Conocemos bien un tipo de migración.

Se trata de millones de personas de países más pobres que viajan principalmente a países ricos, donde reciben, cada vez con mayor hostilidad, en busca de seguridad y oportunidades. Pero existe otro tipo de migración en todo el mundo. Más pequeña, más silenciosa, pero persistente, involucra a personas de países ricos que buscan una nueva vida en otros lugares, a veces en otros lugares ricos, pero también en países más pobres que tradicionalmente han enviado migrantes en lugar de recibirlos.

Quizás en ningún otro lugar del mundo estas dos oleadas migratorias convergen de forma más marcada que en la Ciudad de México, una vasta aglomeración urbana que se ha transformado en las últimas dos décadas. Antaño era conocida por la delincuencia violenta, la niebla asfixiante y las infraestructuras deterioradas. Durante décadas, muchos de sus ambiciosos ciudadanos buscaron irse, como parte de una vasta ola migratoria que cruzaba la frontera norte del país con Estados Unidos, una nación que muchos mexicanos veían como un faro de oportunidades.

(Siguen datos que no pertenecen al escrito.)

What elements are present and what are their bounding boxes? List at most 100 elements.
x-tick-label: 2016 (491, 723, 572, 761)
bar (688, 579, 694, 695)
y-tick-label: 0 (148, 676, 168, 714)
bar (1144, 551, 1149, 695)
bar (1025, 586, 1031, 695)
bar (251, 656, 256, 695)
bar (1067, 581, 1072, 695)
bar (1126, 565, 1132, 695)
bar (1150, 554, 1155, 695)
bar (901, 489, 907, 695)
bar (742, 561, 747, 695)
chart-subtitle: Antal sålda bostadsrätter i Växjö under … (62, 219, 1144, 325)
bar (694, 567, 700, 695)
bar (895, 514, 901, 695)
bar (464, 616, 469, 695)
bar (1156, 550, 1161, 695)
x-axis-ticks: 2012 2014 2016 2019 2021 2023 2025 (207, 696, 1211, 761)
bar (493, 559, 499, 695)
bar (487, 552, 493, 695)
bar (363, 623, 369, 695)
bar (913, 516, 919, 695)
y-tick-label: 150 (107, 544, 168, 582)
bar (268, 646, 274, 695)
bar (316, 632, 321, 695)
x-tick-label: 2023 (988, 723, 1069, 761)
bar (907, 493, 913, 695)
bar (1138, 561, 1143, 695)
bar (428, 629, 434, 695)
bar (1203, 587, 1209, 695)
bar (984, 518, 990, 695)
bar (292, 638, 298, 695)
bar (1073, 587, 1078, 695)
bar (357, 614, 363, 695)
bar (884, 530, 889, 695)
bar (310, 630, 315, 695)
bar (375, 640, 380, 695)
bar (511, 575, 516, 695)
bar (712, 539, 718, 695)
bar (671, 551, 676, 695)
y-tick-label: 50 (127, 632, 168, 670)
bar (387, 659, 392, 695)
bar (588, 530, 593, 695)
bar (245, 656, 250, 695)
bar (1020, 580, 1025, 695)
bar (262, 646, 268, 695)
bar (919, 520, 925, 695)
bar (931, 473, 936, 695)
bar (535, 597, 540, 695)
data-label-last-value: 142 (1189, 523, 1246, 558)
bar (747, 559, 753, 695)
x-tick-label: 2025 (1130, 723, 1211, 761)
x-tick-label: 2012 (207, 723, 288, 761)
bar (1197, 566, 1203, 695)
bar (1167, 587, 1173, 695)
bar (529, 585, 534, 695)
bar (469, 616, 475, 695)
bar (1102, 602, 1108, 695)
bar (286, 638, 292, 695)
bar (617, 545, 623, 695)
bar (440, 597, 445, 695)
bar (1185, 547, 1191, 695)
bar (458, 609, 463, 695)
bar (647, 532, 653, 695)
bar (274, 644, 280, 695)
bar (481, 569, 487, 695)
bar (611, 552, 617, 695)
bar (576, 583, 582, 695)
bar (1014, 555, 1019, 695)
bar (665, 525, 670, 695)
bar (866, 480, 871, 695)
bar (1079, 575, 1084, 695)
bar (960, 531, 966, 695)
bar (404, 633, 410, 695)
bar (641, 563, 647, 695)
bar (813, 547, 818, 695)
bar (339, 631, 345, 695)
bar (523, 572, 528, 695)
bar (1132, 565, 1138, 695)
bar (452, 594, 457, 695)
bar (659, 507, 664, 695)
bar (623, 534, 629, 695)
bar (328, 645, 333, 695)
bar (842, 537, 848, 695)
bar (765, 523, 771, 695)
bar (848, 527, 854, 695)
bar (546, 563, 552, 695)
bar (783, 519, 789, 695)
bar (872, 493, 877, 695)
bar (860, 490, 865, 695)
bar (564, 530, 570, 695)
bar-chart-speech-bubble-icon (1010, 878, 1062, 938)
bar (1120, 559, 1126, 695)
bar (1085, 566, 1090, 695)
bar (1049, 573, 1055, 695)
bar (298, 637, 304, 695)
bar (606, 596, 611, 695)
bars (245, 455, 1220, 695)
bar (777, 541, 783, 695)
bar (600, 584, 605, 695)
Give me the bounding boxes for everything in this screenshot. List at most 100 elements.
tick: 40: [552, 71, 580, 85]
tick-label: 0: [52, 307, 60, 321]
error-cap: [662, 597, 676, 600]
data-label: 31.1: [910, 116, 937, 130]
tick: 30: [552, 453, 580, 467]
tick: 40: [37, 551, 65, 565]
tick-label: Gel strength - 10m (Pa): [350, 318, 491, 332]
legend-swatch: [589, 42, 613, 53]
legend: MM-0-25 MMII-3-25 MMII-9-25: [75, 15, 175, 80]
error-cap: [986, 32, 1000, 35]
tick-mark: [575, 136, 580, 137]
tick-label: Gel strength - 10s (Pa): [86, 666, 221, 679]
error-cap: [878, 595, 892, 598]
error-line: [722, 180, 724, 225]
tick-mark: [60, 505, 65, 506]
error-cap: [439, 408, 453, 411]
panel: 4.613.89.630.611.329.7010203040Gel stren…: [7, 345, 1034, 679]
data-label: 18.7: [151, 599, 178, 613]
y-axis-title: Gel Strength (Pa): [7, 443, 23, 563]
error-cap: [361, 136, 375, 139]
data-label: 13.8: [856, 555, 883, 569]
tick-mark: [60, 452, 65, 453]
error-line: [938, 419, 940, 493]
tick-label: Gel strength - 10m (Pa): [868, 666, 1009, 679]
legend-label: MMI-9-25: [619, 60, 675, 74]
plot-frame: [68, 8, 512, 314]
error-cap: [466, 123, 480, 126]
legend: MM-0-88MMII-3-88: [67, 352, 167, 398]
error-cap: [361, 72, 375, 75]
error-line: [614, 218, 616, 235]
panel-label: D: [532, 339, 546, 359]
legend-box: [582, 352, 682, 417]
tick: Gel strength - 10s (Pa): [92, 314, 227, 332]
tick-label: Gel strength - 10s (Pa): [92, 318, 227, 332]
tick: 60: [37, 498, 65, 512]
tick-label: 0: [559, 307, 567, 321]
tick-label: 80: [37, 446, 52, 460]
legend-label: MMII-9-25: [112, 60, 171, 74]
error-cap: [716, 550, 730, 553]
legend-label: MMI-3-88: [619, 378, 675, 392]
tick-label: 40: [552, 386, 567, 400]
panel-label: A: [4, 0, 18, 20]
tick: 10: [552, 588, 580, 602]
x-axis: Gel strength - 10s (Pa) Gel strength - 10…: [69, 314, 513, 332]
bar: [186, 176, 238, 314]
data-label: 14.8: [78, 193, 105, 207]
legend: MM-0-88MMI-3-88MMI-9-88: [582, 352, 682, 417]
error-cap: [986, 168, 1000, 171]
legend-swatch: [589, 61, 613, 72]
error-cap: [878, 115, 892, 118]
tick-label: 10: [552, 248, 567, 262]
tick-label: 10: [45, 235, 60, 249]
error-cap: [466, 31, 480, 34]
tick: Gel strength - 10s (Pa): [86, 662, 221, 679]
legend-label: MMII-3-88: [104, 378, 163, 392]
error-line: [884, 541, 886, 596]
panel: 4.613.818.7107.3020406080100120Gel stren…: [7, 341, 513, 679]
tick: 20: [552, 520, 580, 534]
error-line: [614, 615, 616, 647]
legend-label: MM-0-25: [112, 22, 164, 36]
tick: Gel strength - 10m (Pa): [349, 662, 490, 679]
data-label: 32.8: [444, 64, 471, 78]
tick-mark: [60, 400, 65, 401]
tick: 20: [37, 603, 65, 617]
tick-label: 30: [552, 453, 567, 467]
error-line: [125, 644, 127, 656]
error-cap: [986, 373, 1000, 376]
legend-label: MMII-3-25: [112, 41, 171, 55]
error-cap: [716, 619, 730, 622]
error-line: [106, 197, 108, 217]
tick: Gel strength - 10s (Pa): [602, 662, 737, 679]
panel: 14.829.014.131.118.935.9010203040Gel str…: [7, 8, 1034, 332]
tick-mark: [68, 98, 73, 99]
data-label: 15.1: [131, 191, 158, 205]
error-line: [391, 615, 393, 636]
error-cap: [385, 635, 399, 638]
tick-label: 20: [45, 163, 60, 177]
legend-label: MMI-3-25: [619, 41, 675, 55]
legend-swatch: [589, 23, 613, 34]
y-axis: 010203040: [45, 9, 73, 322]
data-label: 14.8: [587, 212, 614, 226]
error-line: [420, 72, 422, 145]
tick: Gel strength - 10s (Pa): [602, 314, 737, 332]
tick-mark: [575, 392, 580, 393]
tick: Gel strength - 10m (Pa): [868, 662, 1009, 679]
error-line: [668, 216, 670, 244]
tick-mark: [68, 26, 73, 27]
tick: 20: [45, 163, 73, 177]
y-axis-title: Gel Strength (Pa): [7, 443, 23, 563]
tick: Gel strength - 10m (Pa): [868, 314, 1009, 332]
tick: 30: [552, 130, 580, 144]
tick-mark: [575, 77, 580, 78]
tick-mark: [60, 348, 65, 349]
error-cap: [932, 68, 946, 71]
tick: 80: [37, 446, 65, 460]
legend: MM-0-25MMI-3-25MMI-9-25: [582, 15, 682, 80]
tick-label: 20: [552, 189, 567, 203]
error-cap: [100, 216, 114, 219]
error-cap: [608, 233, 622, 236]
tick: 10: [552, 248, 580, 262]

Hoy en día, la Ciudad de México es en sí misma un faro que atrae a millones de visitantes de todo el mundo. Es un vibrante centro de cultura global que rivaliza con cualquiera de las grandes capitales europeas. Sus parques y plazas históricas han renacido. Es un gigante culinario, donde conseguir un lugar en los mejores restaurantes requiere ingenio, y puestos de tacos, antes desconocidos, se vuelven virales gracias a TikTok.

La economía de la ciudad también ha prosperado, impulsada por el crecimiento de una amplia gama de negocios. Hay fábricas en pleno auge, empresas emergentes de alta tecnología, compañías bancarias y de seguros, e incluso un sector global de cine y televisión en rápida expansión , que produce no solo contenido en español para el público latinoamericano y películas de arte, sino también programas de streaming de gran presupuesto y anuncios del Super Bowl .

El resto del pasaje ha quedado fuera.